Vendor respins of popular Linux distributions are common to find in the HPC space, as these allow the vendor to integrate and fully test/support non-standard Linux add-ons such as the Lustre filesystem and Infiniband driver support. Our own HPC supplier, Bull Information Systems, does just this, and as a consequence we found that a couple of the Moonshot RPMs were confused about their dependencies. If this is a problem for you, you may wish to simply grab the Moonshot Live DVD image from the project website, which you can spin up on a convenient virtual machine, or fetch the source from the Moonshot Git repository.

And how does it work in practice? Here is the Moonshot enabled version of the ssh client program up and running in test mode, which we achieved shortly before the Networkshop conference:

hera12# /opt/moonshot/bin/ssh -p 2222 -l "" 127.0.0.1
CTRL-EVENT-EAP-STARTED EAP authentication started
CTRL-EVENT-EAP-PROPOSED-METHOD vendor=0 method=21
CTRL-EVENT-EAP-METHOD EAP vendor 0 method 21 (TTLS) selected
CTRL-EVENT-EAP-SUCCESS EAP authentication completed successfully
[comth@hera12 ~]$


This may be a somewhat underwhelming demonstration, but it proves that Moonshot enabled ssh, sshd, gss-server, radiusd and shibd are all talking to each other. Next we have to integrate Moonshot with our existing infrastructure so that we can start authenticating users from our various University and industrial sites. Key in this is the Trust Router work by the IETF's Application Bridging for Federated Access Beyond web (ABFAB) working group.


The Wrap-Up

It's great that the academic sector has come together around open standards like the Security Assertion Markup Language (SAML), which is now used in a large number of authentication and authorization software packages - notably the Shibboleth software.
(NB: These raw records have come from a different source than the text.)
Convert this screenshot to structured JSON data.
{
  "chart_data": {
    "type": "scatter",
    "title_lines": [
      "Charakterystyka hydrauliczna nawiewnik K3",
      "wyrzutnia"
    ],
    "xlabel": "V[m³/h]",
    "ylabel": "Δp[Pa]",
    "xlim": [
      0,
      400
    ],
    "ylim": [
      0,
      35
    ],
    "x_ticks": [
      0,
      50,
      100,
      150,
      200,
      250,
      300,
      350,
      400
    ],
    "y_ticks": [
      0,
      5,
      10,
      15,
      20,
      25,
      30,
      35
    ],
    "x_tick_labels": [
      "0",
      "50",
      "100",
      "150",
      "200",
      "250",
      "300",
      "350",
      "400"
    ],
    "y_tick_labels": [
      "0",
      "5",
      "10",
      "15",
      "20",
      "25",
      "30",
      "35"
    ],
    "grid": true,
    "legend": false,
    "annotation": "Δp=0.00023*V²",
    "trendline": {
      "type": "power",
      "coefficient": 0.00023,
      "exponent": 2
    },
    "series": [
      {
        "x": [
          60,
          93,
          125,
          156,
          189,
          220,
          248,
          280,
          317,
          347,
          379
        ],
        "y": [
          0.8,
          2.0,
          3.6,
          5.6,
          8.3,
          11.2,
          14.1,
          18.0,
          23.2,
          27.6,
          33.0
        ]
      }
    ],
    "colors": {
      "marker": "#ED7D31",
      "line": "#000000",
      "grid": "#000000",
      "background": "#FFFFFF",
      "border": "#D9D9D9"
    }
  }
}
What we haven't managed to do is translate the good work on federating authentication (e.g. the UK Access Management Federation) beyond the sector itself and its close partners such as publishers. e-Infrastructure services with a significant industrial component like HPC Midlands are a helpful reminder of this.

Will (or how will) we persuade our industrial collaborators that Moonshot is worth investing in? I think the answer is that we won't, at least in the first instance - instead we will offer them a "Moonshot Adapter" service. This will have a control panel that they can use to manage their users' access to Moonshot enabled systems and services, and Moonshot's integration with their infrastructure will be limited to a firewall hole for the LDAP or Kerberos protocols. We have quite a few hurdles to clear before this is on the cards, though, so do check back for further updates!